As he learns new parts of the business, Kennedy is increasingly taking a more visible role, speaking in public more often than the reclusive Jim France does. For example, Kennedy last month gave the opening remarks at a private industry meeting where people across the sport caught up on topics such as NASCAR’s plan to reopen infield hospitality in May and its work in diversity, equity and inclusion.
The 29-year-old Kennedy has taken on a more public role and is part of a group working on long-term initiatives for the sport.GETTY IMAGES
Chris Blair, executive vice president and general manager of World Wide Technology Raceway in Madison, Ill., said he will routinely trade texts with Kennedy during the NASCAR Camping World Truck Series race that his venue hosts annually. Blair said he’s been impressed with Kennedy’s earnestness and said he is open to new ideas and tries to keep everyone working together. He said Kennedy can look at a situation through multiple lenses given that he’s also a team owner and a former driver.

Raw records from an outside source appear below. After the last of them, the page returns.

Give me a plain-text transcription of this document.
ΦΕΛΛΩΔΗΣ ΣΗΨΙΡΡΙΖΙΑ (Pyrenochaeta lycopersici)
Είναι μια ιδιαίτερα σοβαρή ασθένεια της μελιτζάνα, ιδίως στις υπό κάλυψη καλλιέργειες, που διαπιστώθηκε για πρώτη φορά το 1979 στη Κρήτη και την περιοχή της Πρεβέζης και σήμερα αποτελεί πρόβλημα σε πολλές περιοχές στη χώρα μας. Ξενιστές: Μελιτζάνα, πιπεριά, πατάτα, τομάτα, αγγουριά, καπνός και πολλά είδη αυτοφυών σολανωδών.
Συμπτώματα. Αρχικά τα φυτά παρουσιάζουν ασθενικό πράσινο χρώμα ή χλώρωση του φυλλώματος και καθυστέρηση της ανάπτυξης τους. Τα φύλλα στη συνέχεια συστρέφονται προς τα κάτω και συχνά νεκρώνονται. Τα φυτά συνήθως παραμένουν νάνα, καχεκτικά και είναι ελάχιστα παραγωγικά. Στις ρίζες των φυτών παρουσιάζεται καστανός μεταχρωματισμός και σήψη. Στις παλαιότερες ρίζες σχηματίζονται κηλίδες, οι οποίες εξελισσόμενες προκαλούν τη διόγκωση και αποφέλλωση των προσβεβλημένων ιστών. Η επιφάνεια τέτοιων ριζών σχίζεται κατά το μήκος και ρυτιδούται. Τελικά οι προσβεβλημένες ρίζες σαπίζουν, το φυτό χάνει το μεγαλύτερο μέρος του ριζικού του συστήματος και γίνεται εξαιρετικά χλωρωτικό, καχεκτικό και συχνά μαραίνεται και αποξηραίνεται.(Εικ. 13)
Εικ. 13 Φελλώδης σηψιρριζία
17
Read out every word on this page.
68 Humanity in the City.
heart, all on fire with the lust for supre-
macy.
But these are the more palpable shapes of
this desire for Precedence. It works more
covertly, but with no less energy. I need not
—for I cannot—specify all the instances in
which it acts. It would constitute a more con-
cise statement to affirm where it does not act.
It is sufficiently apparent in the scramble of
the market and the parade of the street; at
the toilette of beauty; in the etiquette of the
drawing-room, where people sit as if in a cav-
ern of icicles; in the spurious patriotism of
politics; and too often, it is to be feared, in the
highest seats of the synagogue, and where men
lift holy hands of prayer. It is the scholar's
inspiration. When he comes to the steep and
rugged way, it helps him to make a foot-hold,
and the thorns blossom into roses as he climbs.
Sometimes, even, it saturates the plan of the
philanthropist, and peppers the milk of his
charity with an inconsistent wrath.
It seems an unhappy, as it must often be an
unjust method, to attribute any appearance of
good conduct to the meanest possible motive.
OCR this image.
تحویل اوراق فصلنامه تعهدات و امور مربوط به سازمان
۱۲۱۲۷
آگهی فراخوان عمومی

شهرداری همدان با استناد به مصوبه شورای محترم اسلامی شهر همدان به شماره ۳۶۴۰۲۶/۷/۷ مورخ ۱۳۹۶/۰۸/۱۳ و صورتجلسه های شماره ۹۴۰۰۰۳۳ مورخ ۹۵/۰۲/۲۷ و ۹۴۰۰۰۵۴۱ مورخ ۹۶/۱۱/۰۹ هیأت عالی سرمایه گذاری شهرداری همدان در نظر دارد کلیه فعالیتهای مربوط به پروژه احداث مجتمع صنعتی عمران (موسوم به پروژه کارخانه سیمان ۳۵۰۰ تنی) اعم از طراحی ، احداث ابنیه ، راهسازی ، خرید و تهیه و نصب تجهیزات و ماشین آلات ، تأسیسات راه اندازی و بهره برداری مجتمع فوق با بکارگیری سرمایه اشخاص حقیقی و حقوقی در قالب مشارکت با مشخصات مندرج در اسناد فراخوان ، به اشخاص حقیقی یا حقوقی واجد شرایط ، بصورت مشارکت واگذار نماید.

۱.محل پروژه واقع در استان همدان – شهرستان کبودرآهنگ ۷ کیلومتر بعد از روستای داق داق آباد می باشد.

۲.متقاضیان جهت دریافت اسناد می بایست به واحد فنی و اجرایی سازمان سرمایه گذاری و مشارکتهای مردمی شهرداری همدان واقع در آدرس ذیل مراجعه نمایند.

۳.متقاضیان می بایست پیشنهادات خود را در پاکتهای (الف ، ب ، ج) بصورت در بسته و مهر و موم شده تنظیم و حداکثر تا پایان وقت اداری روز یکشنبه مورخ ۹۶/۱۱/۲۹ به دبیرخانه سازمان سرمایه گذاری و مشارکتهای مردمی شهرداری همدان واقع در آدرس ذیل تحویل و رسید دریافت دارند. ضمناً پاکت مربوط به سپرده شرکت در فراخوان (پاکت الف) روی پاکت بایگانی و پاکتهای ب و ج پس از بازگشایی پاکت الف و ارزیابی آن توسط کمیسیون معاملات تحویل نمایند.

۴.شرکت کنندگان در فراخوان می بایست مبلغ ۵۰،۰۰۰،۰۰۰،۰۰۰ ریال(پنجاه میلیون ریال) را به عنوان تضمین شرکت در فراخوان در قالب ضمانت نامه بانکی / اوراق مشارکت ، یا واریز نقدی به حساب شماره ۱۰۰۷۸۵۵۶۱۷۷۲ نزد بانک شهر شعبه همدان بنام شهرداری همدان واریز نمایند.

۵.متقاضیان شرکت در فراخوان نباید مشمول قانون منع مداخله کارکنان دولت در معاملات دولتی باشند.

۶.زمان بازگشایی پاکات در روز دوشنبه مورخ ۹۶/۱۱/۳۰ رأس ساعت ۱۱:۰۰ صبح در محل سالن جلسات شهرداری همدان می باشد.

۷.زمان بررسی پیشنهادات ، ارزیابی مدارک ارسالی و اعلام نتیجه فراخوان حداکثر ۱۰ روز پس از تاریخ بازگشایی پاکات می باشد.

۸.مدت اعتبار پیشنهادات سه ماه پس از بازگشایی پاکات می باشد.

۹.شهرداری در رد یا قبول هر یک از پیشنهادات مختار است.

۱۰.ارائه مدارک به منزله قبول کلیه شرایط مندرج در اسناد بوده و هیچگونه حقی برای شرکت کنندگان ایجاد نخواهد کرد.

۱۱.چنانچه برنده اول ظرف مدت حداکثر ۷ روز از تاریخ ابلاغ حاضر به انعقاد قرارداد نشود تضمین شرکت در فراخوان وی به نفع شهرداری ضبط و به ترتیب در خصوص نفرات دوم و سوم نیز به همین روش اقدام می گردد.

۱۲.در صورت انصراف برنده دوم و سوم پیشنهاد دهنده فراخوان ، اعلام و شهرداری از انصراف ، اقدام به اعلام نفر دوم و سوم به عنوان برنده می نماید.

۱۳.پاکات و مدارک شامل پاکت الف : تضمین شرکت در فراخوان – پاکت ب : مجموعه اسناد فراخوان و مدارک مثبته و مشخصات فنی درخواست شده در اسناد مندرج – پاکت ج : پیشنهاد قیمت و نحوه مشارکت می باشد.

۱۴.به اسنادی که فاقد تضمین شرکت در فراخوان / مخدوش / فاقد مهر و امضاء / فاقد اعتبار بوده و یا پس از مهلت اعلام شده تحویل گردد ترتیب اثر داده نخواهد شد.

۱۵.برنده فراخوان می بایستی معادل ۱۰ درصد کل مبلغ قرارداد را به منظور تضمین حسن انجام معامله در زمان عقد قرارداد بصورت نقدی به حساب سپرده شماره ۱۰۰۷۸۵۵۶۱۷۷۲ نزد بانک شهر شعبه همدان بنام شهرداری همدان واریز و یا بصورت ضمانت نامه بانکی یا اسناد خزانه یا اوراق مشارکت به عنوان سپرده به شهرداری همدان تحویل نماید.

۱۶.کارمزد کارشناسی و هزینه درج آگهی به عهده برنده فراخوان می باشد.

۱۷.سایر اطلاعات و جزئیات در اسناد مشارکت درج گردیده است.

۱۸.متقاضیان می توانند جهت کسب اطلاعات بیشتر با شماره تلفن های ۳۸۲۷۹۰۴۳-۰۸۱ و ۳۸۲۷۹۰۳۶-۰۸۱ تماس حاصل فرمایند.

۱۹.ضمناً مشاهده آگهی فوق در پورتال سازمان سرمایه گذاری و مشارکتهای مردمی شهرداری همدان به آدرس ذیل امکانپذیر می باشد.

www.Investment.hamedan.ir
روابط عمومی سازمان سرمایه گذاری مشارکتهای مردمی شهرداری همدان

Sources say Kennedy’s role will continue to evolve to give him more responsibilities on the competition and business side, including having him become a key liaison between the sanctioning body and team principals.
Every now and then, Kennedy said, he allows himself to think about possibly running NASCAR one day. But he also noted that it’s been perhaps the busiest half year of his life, so he doesn’t think about it too much.
Business is constantly on the mind of Kennedy and his family, especially during the challenges of the past year.
Kennedy acknowledges the family rule during meals has shifted a bit. When he and his mother are out with friends, they try to be more balanced and talk about various aspects of their lives, but during the private family meals the conversations have focused on business, such as the recent lunch when they discussed the 2022 schedule.
For the young Kennedy, it all goes back to learning and absorbing as much as he can on the family business and drawing on his mother’s leadership and management advice from her years in motorsports, which included serving as CEO of ISC.
“She has a ton of experience working on the track side of the business over the years, so it’s good to have her as a resource and sounding board when contemplating some of our potential changes,” Kennedy said. “We also spend a good amount of time talking about One Daytona and real estate opportunities. That is a common interest that we have in land development and, in particular, how we can continue to help grow the Daytona area.”
Such is life for America’s first family of racing.